EL CELULAR MÁS MONSTRO QUE HE TENIDO (2020)

No solo diré que mi segundo celular fue él número 2 (el primero que tuve fue un ladrillo reagresivo que ni siquiera está enlistado, pero un pelín más moderno que el número 1), sino que les contaré la historia de cómo esa panela demostró ser la máquina más monstro que he tenido. Siéntense, bebida en mano, y nos fuimos…


Como por 2002, en un época de farras al cien, me fui a echar una polas por la 45 con 30, ahí cerquita de la Nacho (¡viva mí U no joda!) después de clase. Creo que a eso de las 10 pm mi parcero, de quien me reservo el nombre para que vean que puedo guardar secretos (pero tú sabes quién eres “doctor” je je je) se le ocurrió parchar a una fiesta a la que había sido invitado, solo que tenía pereza de ir porque tocaba viajar hasta la quinta porra.


Party es party, y esa hora y ya prendos, pues qué carajos… Apenas me dijo, yo respondí: ¡Nos fuimos de farra! De pura lámpara, sin invitación y de colado.

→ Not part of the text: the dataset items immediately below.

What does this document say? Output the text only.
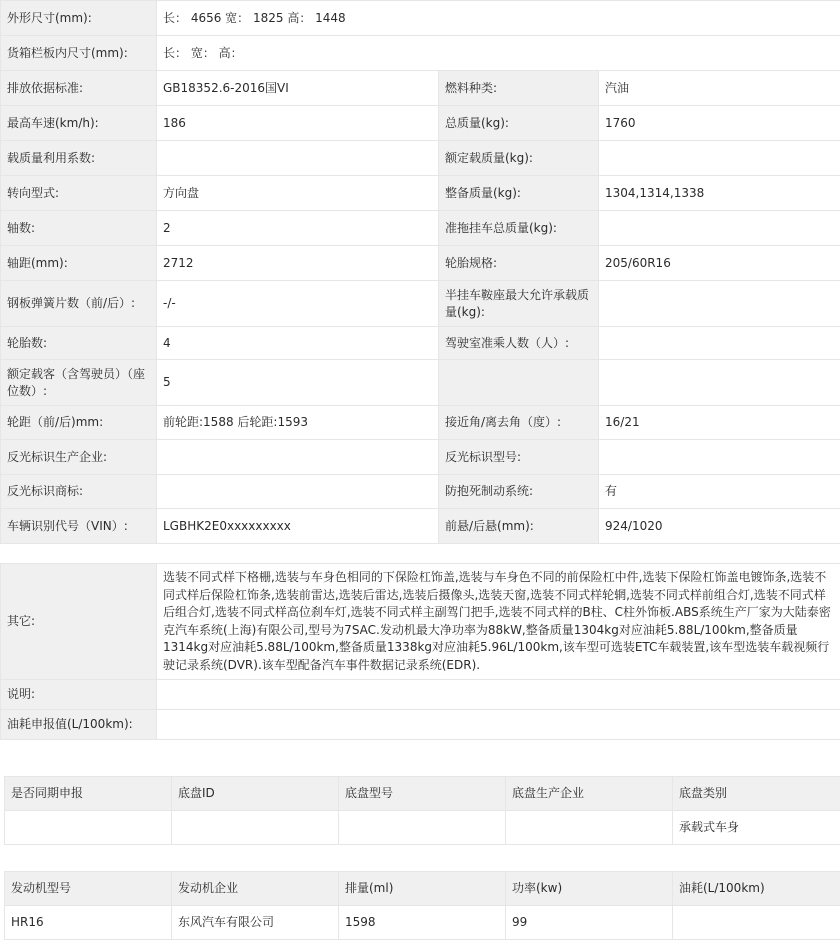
外形尺寸(mm):	长： 4656 宽： 1825 高： 1448		
货箱栏板内尺寸(mm):	长： 宽： 高：		
排放依据标准:	GB18352.6-2016国VI	燃料种类:	汽油
最高车速(km/h):	186	总质量(kg):	1760
载质量利用系数:		额定载质量(kg):	
转向型式:	方向盘	整备质量(kg):	1304,1314,1338
轴数:	2	准拖挂车总质量(kg):	
轴距(mm):	2712	轮胎规格:	205/60R16
钢板弹簧片数（前/后）:	-/-	半挂车鞍座最大允许承载质量(kg):	
轮胎数:	4	驾驶室准乘人数（人）:	
额定载客（含驾驶员）（座位数）:	5		
轮距（前/后)mm:	前轮距:1588 后轮距:1593	接近角/离去角（度）:	16/21
反光标识生产企业:		反光标识型号:	
反光标识商标:		防抱死制动系统:	有
车辆识别代号（VIN）:	LGBHK2E0xxxxxxxxx	前悬/后悬(mm):	924/1020
其它:	选装不同式样下格栅,选装与车身色相同的下保险杠饰盖,选装与车身色不同的前保险杠中件,选装下保险杠饰盖电镀饰条,选装不同式样后保险杠饰条,选装前雷达,选装后雷达,选装后摄像头,选装天窗,选装不同式样轮辋,选装不同式样前组合灯,选装不同式样后组合灯,选装不同式样高位刹车灯,选装不同式样主副驾门把手,选装不同式样的B柱、C柱外饰板.ABS系统生产厂家为大陆泰密克汽车系统(上海)有限公司,型号为7SAC.发动机最大净功率为88kW,整备质量1304kg对应油耗5.88L/100km,整备质量1314kg对应油耗5.88L/100km,整备质量1338kg对应油耗5.96L/100km,该车型可选装ETC车载装置,该车型选装车载视频行驶记录系统(DVR).该车型配备汽车事件数据记录系统(EDR).
说明:	
油耗申报值(L/100km):	
是否同期申报	底盘ID	底盘型号	底盘生产企业	底盘类别
				承载式车身
发动机型号	发动机企业	排量(ml)	功率(kw)	油耗(L/100km)
HR16	东风汽车有限公司	1598	99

Llovía ligeramente (es Bogotá, siempre llueve ligeramente), y empezamos a boliar sueco hasta la Calle 13 para coger Transmi. Era una caminata como de 15 minutos a lo que daba.


De pronto, cuando íbamos pasando por el cruce de la 45 con 24, donde hay un caño, o un antiguo río, creo que se llama El Arzobispo, escuchamos clarito…


GUAUU!! GUAUU!!


Sí, leyeron bien, guau-guau, es decir, un perro. ¿Pero qué tiene de especial un perro ladrando a las 10 y algo de la noche, un día viernes? Quizá para muchos nada, pero para mí y mi parcero eso era un grito de ayuda.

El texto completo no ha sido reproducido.